For some reason, one never understands this comment til it happens :mrgreen:. That's exactly what it reminded me of. Scared the dinner out of me, luckily it was my first ingot ever so I stood back once it entered. Sounded like a primer going off or something.

TAWILDCATT
08-05-2009, 11:31 AM
I shoot 311291 WW as cast.cronyed at 1680 with 13.5 gr red dot.shoots one in groups at 100 yds. I shake to much now to do better.non of my bullets are heat treated,or water dropped.if your going over 2000fps you may have to harden.
:coffee:[smilie=1:

qajaq59
08-05-2009, 01:14 PM
My problem is I do not know what the alloy is. Not too many of us know exactly what alloy we have. We can test for hardness. But I assume we'd need a lab to really know what the alloy is? But if I'm wrong on that assumtion I'd love to know how to test for alloy.

Nate1778
08-05-2009, 01:22 PM
Not too many of us know exactly what alloy we have. We can test for hardness. But I assume we'd need a lab to really know what the alloy is? But if I'm wrong on that assumtion I'd love to know how to test for alloy.



Yeah, I know its something homegrown, just don't know if it is strait wheel weights, or 50/50 weights pure. I am almost 100% its not pure lead only.

kyle623
08-05-2009, 02:04 PM
for target waterdropping is good since expansion isnt an issue. I waterdrop everything and have no issues anyway. some say size as soon as you can since the boolits will harden more after a few days. i do both and dont see any leading wether i size right away or a week later.

Nate1778
08-05-2009, 05:00 PM
Last question and I am appreciative for the advice thus far. I don't want to start new threads for no reason, so. If I slug a barrel at .356 or say .357 what do I size them at. Should I size them a 1000th smaller or more. I plan on liquid ALOX lubing these till I get it down, then may move over to pan lubing, or if money is right a lub-a-sizer. Whats the rule of thumb as far as custom fitting a bullet to a barrel. Thanks again guys, and I give credit to the equipment, it was just as easy last night as it was the first time. I am excited to head back out there tonight......:-D

snaggdit
08-05-2009, 05:03 PM
Another tip is pure will not harden, either water dropping or heat treating in an oven. It needs trace impurities to allow it to harden. In WW this is arsenic. Also found in magnum shot. 50/50 pure/WW would harden, since the arsenic is present.
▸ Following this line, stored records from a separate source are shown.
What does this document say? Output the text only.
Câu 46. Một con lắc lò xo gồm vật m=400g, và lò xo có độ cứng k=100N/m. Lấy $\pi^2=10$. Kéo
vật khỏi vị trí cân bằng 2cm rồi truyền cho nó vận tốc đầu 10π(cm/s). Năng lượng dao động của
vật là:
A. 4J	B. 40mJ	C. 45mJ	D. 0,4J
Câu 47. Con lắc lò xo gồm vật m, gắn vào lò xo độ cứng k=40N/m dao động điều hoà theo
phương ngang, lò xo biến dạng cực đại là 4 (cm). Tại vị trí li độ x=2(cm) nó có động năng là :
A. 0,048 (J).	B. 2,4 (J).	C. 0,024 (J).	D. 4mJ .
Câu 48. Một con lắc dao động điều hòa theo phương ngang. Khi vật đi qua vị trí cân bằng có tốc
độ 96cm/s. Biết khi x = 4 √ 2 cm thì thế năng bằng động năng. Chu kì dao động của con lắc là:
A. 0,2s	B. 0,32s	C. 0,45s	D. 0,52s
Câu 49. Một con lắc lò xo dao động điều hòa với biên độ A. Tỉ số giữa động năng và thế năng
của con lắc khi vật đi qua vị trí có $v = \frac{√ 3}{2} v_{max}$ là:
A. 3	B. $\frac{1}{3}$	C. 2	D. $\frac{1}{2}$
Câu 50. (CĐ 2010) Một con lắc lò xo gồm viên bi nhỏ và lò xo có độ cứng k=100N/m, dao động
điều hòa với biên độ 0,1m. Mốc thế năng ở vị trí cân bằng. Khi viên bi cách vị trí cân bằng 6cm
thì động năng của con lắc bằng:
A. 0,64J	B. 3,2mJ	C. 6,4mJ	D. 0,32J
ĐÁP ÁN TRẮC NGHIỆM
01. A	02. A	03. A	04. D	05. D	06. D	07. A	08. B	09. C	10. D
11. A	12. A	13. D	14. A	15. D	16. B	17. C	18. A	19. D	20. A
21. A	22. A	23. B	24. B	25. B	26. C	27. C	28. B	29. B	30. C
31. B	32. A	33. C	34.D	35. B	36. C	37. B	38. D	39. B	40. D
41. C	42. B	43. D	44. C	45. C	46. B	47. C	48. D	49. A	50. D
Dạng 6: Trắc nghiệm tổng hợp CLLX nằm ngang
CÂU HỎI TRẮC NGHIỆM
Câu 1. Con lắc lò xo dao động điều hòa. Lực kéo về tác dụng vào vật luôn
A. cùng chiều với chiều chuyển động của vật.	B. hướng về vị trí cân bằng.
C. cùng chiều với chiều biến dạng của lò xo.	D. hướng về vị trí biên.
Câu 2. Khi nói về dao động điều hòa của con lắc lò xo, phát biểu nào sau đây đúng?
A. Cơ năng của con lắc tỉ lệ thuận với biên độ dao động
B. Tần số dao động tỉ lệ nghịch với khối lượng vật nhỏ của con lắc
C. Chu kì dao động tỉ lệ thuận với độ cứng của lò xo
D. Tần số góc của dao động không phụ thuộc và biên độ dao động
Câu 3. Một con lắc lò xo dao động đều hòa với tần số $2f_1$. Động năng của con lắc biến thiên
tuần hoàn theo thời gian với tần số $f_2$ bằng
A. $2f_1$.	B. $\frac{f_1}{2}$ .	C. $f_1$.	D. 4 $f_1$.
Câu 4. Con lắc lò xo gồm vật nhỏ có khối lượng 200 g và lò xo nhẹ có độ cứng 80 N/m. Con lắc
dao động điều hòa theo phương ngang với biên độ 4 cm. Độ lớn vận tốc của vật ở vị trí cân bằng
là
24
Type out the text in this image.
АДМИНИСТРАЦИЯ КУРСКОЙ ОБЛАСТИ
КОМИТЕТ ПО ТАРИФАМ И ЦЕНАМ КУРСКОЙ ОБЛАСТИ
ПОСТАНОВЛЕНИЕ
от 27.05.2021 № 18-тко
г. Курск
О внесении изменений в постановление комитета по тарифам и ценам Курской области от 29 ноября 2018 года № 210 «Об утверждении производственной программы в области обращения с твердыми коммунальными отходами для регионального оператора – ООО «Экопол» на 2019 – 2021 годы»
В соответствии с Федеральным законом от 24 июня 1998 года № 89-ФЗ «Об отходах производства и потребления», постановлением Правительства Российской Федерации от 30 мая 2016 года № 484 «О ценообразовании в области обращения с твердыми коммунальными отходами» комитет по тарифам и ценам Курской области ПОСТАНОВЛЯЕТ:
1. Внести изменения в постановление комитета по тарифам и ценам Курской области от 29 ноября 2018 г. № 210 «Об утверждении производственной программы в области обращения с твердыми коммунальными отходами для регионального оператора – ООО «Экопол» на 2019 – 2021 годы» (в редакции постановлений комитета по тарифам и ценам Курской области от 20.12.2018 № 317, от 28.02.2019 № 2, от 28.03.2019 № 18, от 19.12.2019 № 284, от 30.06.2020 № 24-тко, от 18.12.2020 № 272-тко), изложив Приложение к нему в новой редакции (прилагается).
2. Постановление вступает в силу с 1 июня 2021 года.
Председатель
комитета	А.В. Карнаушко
If you have a good ear, dropping ingots on concrete can give you an idea of hardness. More thud, purer. Higher the ring, harder the ingot. The thumbnail test is good for pure up to (air cooled) WW. Lino and harder will not mark with a thumbnail. Many here have hardness testers. If you want to send me a half dozen air cooled boolits I could tell you what the mystery alloy's hardness is. Give you some idea of the composition maybe. If interested, drop me a PM.

snaggdit
08-05-2009, 05:05 PM
Rule of thumb is ALWAYS size BIGGER then groove. .001 to .002 over is standard.

Nate1778
08-05-2009, 05:10 PM
Snaggdit, thanks for the offer, but your post helped me more then you think. The air cooled bullets would barely nick if I hit it with my thumbnail. Almost like it was right at the verge of being to hard to scratch. The water dropped bullets will not scratch at all. So with your info I am guessing this is close to pure wheel weights.


EDIT add:

so if I slug at .358 then my .360 bullets are fine without sizing, correct? Huh I would have thought it was the other way around. Thanks

waksupi
08-05-2009, 05:17 PM
so if I slug at .358 then my .360 bullets are fine without sizing, correct? Huh I would have thought it was the other way around. Thanks[/quote]


I believe I would make up a dummy round with the .360, and see if it will chamber. Fitting the throat is good.

Bigjohn
08-05-2009, 08:58 PM
My problem is I do not know what the alloy is.

I only sort my metals/alloys into a small selection of groups; lead (as close to 100% as possible), range salvage (name says it all), Wheel weights (Clip on), Wheel Weights (Stick on) and linotype.

I use the range salvage for a hard cast type boolit as most of the metal is very hard material, suitable for fast loads, 9mm etc.